When flags are evaluated for an identity, the full complement of persistent traits stored within the platform are combined with any traits provided in the request before the evaluation engine runs. This is useful when your application does not have all the relevant trait data available at runtime.
There are some exceptions to this rule with Server-side SDKs running in local evaluation mode.
When using our SaaS platform, there might be a short delay from the initial request to write or update traits for an identity and them being used in subsequent evaluations.
When traits should be persistent
Use persistent traits for stable attributes you want Flagsmith to remember across evaluations:
- Plan tier (
plan: scale-up) - Role (
role: admin) - Locale preference (
locale: en-GB) - Toggles set by another service (e.g.
beta_opted_in: true)
Persistent traits let an identity carry trait data that the evaluating service does not have direct access to. You can pre-associate traits via the API, or set them from a separate service that has access to different information.
They also reduce the payload your SDK has to send on every evaluation, because Flagsmith reuses the stored values when the trait is not supplied in the request.
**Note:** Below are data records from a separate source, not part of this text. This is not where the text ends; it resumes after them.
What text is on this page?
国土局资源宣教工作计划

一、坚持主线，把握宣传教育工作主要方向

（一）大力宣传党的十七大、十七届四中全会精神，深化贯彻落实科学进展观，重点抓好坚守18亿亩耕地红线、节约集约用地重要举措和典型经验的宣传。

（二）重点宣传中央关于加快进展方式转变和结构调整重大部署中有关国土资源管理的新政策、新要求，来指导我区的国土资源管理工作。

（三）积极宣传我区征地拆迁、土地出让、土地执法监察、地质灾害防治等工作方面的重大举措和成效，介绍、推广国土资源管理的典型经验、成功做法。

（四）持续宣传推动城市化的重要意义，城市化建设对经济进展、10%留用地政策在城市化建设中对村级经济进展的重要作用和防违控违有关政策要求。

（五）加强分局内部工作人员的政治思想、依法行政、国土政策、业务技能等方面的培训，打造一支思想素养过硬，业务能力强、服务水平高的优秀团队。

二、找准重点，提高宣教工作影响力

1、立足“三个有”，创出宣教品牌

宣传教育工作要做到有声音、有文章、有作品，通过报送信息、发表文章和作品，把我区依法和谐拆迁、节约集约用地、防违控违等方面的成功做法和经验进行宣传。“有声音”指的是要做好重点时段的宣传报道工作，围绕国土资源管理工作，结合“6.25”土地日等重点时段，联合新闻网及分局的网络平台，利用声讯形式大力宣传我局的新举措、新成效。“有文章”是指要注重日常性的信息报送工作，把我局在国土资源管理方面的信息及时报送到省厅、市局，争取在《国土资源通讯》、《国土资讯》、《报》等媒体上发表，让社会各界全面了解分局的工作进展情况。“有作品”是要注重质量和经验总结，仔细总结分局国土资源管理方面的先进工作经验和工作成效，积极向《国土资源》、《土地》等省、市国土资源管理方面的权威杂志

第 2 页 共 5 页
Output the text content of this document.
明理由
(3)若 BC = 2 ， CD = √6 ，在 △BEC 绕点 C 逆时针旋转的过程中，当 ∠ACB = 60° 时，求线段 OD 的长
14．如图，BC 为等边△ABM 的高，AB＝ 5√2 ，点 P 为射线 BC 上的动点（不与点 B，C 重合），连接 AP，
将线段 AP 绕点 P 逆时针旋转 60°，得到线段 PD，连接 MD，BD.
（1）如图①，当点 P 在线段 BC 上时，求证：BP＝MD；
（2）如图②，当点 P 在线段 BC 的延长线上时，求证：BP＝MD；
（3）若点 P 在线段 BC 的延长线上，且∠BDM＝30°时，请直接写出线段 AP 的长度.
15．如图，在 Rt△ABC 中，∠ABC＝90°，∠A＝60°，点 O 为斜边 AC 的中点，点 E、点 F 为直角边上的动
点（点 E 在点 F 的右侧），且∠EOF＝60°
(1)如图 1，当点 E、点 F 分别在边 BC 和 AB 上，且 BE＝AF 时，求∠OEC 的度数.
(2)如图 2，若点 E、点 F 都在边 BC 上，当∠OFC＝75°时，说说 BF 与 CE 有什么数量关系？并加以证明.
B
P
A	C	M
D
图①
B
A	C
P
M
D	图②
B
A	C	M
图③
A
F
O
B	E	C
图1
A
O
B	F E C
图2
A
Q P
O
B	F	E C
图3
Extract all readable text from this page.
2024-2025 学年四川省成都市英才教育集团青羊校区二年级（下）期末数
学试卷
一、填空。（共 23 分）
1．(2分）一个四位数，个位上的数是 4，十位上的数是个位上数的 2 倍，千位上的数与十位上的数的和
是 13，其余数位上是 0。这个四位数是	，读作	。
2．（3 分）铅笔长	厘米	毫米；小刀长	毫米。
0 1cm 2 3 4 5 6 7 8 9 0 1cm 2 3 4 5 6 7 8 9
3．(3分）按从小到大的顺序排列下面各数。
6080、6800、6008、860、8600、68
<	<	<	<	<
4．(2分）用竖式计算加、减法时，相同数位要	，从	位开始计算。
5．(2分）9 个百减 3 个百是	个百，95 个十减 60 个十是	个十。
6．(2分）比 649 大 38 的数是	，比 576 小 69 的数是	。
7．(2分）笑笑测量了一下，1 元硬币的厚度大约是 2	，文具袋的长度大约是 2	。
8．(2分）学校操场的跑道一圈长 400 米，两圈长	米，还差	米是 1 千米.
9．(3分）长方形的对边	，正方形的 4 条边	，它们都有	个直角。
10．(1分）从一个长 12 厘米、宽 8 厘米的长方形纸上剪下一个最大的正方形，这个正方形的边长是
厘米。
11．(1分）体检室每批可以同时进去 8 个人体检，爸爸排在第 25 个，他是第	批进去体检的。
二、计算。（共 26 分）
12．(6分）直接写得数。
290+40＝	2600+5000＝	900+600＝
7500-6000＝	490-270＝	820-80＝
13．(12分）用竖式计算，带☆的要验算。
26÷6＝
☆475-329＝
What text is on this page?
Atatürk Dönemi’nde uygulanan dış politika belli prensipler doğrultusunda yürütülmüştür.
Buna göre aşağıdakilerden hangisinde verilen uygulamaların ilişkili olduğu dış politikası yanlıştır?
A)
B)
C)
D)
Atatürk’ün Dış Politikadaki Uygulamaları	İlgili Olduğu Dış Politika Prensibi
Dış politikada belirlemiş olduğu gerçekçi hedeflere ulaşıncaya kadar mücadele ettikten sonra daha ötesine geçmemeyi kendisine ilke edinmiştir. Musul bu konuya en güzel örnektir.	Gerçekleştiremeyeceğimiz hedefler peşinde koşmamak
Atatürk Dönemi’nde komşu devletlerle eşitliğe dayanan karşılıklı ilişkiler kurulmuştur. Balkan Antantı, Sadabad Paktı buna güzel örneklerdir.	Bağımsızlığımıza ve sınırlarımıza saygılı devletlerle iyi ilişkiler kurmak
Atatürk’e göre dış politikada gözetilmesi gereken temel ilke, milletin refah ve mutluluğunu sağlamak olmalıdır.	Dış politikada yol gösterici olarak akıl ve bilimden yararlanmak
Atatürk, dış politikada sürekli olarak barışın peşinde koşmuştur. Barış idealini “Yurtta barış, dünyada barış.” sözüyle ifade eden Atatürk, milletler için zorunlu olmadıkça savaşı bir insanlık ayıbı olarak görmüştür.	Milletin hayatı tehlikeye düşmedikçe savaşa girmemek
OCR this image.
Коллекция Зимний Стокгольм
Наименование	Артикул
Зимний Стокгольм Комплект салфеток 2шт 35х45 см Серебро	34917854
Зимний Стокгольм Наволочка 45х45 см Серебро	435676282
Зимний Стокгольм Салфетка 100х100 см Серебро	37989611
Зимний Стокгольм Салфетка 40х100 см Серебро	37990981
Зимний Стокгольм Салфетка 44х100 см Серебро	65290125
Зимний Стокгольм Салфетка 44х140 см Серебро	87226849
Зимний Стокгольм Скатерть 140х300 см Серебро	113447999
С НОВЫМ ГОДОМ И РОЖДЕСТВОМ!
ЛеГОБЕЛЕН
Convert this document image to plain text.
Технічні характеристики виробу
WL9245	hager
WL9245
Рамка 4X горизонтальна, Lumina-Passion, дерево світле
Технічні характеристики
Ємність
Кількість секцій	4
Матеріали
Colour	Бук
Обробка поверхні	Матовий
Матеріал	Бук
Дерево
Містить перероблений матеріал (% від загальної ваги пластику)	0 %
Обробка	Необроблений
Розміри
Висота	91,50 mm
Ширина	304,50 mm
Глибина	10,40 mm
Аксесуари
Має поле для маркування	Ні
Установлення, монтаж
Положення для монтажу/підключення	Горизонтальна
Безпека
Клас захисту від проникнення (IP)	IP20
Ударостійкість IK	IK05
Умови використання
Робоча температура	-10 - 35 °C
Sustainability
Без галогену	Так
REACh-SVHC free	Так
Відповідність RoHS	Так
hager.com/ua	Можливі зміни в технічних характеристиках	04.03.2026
Using traits as a data-store
Persistent traits can also be used to store additional data about your users that would be cumbersome to store within your application. Some possible uses include:
- Storing whether the user has accepted a new set of terms and conditions.
- Storing the last viewed page of the application so that you can resume the user's place later, across any device.
Generally, if these are lower-value pieces of information about your user, it might be simpler to store them in Flagsmith rather than in your core application. Apply the PII rule here as well: do not use this pattern to store identifying personal data.
When traits should be transient
Use transient traits for ever-changing values that should not be stored long-term:
- Location (
country: FR) - Device (
device_type: mobile) - IP address
- Session-scoped values that are only meaningful for this evaluation
See your SDK documentation for the syntax to mark traits or identities as transient when evaluating flags. The mechanism is supported across client-side and server-side SDKs.
Personally Identifiable Information (PII)
PII must be transient. This is a hard rule, not a preference. Email addresses, phone numbers, full names, and any other identifying personal data should never be stored as persistent traits in Flagsmith.
The same rule extends to the identifier itself: use a non-PII identifier such as a UUID, a hashed user ID, or another anonymised value. Using an email address, username, or other PII as the identifier means PII ends up persisted in Flagsmith as the identity record, which is the very thing the PII-as-transient rule is designed to prevent.
The unifying principle: no PII in Flagsmith, anywhere, neither as identifier nor as persistent trait.
If your privacy review treats a value as PII, do not store it in Flagsmith.
Passing traits at evaluation time
Always pass the complete set of traits you have available to you with each evaluation request.
For persistent traits, the value you pass replaces the stored one for this evaluation and going forward. For transient traits, the value must be passed each time, since it is not stored.